Let [t] be the greatest integer less than or equal to t. Then the least value of $$p \in N$$ for which $$\lim_{x\rightarrow 0^{+}}\left(x([\frac{1}{x}]+[\frac{2}{x}]+...+[\frac{p}{x}])-x^{2}([\frac{1}{x^{2}}]+[\frac{2^{2}}{x^{2}}]+...+[\frac{9^{2}}{x^{2}}])\right) \geq 1$$ is equal to_______.

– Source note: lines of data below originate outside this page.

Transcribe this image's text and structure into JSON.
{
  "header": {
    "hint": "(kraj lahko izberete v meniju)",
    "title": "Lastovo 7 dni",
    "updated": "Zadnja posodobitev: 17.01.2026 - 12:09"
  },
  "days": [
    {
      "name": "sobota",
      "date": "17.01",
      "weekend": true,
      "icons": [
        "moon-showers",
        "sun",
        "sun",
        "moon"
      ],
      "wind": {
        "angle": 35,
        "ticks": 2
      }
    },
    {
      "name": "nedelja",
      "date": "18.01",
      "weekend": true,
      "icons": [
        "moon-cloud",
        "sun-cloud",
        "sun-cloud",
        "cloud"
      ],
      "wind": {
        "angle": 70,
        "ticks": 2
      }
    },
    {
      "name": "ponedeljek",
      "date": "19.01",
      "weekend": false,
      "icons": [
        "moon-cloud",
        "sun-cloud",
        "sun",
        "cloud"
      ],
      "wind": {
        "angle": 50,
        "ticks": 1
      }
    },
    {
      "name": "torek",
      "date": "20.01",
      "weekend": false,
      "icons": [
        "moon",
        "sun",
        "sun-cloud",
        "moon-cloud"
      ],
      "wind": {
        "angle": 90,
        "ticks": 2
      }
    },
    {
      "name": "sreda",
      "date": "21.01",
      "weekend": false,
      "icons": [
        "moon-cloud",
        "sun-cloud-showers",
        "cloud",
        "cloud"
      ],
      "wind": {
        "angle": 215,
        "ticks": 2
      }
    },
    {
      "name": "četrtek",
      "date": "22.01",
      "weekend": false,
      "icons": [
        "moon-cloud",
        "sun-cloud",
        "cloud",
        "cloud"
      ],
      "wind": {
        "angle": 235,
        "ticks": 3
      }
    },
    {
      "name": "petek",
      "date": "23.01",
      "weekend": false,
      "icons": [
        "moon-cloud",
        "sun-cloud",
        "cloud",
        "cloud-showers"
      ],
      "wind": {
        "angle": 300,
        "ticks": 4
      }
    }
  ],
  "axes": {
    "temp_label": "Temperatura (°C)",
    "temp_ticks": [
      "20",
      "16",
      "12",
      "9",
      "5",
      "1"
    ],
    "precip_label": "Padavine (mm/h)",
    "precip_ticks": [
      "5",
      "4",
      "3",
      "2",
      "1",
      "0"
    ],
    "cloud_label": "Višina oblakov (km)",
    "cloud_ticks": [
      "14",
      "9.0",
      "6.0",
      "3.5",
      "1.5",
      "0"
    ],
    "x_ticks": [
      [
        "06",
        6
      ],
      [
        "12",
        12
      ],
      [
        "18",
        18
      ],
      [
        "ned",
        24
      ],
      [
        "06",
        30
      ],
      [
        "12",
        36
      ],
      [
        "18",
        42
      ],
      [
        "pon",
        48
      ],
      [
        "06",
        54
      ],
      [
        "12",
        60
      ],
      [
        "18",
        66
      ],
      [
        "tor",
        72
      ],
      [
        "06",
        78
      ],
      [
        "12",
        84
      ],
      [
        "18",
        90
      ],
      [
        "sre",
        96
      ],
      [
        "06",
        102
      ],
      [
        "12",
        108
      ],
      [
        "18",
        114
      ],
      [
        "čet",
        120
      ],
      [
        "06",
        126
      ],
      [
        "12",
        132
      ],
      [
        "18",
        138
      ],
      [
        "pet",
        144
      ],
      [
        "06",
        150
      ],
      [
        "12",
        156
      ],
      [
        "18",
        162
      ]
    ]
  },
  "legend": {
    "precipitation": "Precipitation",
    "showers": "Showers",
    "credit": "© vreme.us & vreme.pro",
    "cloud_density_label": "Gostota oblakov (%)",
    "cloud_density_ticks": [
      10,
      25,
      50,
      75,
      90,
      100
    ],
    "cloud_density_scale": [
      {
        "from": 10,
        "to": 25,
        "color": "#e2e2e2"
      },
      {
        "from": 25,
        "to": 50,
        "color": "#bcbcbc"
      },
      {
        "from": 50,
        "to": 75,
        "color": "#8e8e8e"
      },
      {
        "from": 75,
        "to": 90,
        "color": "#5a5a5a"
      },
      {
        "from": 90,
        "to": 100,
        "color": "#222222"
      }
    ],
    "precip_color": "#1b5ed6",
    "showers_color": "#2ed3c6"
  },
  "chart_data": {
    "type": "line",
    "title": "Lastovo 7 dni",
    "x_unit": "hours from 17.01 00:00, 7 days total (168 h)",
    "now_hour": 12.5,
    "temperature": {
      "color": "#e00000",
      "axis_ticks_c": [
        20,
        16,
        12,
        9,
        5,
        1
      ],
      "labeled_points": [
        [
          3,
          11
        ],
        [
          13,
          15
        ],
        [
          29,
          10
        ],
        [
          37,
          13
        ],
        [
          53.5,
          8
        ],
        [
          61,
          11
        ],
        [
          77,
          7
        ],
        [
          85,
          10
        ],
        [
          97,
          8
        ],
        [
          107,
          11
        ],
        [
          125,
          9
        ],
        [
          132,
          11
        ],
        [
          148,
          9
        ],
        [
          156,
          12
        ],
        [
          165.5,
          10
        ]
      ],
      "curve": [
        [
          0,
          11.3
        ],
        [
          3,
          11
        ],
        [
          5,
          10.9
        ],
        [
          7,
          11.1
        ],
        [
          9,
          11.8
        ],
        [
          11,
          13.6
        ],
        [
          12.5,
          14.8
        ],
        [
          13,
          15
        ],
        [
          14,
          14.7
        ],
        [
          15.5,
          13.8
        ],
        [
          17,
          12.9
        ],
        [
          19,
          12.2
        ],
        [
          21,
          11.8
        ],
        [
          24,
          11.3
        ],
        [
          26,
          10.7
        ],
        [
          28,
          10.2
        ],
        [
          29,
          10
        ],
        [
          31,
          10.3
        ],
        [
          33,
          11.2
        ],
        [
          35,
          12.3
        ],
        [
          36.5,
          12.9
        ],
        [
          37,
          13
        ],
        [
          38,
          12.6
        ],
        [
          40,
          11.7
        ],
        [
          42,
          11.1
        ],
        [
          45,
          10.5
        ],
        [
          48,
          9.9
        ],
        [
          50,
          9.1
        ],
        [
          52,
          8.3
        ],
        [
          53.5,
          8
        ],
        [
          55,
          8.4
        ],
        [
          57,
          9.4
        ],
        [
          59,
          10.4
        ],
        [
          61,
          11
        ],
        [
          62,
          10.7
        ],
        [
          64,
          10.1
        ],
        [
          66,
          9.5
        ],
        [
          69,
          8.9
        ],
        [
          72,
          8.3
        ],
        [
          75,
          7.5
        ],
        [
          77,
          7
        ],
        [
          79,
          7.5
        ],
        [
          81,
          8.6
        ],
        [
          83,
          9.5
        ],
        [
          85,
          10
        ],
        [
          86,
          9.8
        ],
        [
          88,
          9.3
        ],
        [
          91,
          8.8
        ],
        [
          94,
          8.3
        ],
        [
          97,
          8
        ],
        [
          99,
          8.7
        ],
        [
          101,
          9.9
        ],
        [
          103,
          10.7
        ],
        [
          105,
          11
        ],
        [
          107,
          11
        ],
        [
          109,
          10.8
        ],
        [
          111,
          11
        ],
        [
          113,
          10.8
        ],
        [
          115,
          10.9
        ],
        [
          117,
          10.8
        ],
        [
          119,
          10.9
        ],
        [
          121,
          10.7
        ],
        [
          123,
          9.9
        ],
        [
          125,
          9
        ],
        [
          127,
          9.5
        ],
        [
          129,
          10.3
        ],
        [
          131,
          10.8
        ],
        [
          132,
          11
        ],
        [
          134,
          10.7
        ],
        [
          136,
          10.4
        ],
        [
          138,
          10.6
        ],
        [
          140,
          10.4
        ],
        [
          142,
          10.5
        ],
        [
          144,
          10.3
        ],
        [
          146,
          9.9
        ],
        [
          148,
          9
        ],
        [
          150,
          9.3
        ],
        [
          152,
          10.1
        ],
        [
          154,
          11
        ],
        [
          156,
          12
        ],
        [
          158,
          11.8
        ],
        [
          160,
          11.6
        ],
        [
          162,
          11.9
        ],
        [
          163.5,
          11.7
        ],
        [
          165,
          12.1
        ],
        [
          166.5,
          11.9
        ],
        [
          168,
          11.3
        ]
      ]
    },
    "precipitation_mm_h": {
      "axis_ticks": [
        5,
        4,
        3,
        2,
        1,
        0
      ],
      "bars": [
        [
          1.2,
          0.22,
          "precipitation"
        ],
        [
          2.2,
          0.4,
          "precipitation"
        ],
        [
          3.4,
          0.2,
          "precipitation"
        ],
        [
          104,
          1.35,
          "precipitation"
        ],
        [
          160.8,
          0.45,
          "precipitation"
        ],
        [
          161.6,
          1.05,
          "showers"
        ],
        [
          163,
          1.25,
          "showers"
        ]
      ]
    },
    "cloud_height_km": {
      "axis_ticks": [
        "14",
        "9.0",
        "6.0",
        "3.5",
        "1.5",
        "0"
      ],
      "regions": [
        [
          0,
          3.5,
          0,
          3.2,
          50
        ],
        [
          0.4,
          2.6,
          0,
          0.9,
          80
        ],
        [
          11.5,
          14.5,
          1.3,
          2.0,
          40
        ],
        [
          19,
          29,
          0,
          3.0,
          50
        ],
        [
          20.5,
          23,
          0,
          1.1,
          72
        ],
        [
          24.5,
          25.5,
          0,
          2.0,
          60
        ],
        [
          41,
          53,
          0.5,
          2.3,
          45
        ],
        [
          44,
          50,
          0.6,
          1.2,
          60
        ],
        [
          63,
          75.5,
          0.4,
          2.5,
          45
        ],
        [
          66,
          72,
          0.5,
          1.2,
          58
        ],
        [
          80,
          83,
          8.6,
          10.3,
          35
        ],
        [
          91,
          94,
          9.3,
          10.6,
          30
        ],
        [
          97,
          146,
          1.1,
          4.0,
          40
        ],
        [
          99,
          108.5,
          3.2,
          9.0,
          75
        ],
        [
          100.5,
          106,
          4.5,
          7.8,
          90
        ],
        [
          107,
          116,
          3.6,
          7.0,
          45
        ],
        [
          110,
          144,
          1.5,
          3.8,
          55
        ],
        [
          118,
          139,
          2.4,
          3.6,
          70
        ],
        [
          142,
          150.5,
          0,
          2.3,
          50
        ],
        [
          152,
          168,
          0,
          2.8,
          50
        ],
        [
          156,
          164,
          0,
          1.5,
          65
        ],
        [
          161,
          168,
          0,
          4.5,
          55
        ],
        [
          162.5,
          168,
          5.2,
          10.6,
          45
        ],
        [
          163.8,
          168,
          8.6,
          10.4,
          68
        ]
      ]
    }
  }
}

We use the identity $$[t] = t - \{t\}$$, where $$\{t\}$$ denotes the fractional part of $$t$$.

Evaluating the first sum:

$$x \sum_{k=1}^{p} \left[\frac{k}{x}\right] = x \sum_{k=1}^{p} \left(\frac{k}{x} - \left\{\frac{k}{x}\right\}\right) = \sum_{k=1}^{p} k - x \sum_{k=1}^{p} \left\{\frac{k}{x}\right\}$$

$$= \frac{p(p+1)}{2} - x \sum_{k=1}^{p} \left\{\frac{k}{x}\right\}$$

As $$x \to 0^+$$, since $$0 \leq \{t\} < 1$$ for all $$t$$, we have $$0 \leq x \sum_{k=1}^{p} \left\{\frac{k}{x}\right\} < px$$.

Therefore $$\lim_{x \to 0^+} x \sum_{k=1}^{p} \left\{\frac{k}{x}\right\} = 0$$.

So the first part gives: $$\lim_{x \to 0^+} x \sum_{k=1}^{p} \left[\frac{k}{x}\right] = \frac{p(p+1)}{2}$$

Evaluating the second sum:

$$x^2 \sum_{k=1}^{9} \left[\frac{k^2}{x^2}\right] = x^2 \sum_{k=1}^{9} \left(\frac{k^2}{x^2} - \left\{\frac{k^2}{x^2}\right\}\right) = \sum_{k=1}^{9} k^2 - x^2 \sum_{k=1}^{9} \left\{\frac{k^2}{x^2}\right\}$$

Similarly, $$0 \leq x^2 \sum_{k=1}^{9} \left\{\frac{k^2}{x^2}\right\} < 9x^2 \to 0$$ as $$x \to 0^+$$.

So: $$\lim_{x \to 0^+} x^2 \sum_{k=1}^{9} \left[\frac{k^2}{x^2}\right] = \sum_{k=1}^{9} k^2 = \frac{9 \times 10 \times 19}{6} = 285$$

Combining:

The limit becomes: $$\frac{p(p+1)}{2} - 285 \geq 1$$

$$\frac{p(p+1)}{2} \geq 286$$

$$p(p+1) \geq 572$$

We check values: $$23 \times 24 = 552 < 572$$ and $$24 \times 25 = 600 \geq 572$$.

The least value of $$p \in \mathbb{N}$$ satisfying this inequality is $$p = 24$$.